The Academy presented him with a stipend for a study trip. He visited Germany, Holland and Belgium, but was forced to cut his trip short due the Revolutions of 1848. In 1850, he received another stipend and, together with the landscape painter Yegor Meyer, travelled through Bessarabia, Byelorussia and the Caucasus. Upon their return, he presented some paintings that earned him the title of Academician.

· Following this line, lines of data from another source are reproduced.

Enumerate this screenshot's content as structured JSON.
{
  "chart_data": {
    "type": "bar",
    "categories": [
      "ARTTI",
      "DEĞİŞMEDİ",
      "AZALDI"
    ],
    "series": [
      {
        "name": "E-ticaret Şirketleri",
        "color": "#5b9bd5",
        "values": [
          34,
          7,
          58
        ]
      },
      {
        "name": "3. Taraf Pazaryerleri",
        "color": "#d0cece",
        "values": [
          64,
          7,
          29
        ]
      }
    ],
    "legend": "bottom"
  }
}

Despite this, his works were not popular, and were given poor reviews by the critics, who considered them to be vulgar. As a result, he only showed his paintings at Academic exhibitions. From 1861 to 1866, he worked as a drawing teacher at several women's gymnasia, while giving private painting lessons. He retired with the rank of Collegiate Assessor in 1886.

He and his wife Evdokia Grigorievna née Timofeeva, the daughter of a craftsman, had two daughters. Their youngest, Vera, married the English-born pianist, Yevgeny Golliday (originally Eugene Holliday), and was the mother of the famous actress, Sofia Golliday.

His works may be seen at the Tretyakov Gallery and the State Russian Museum, among others.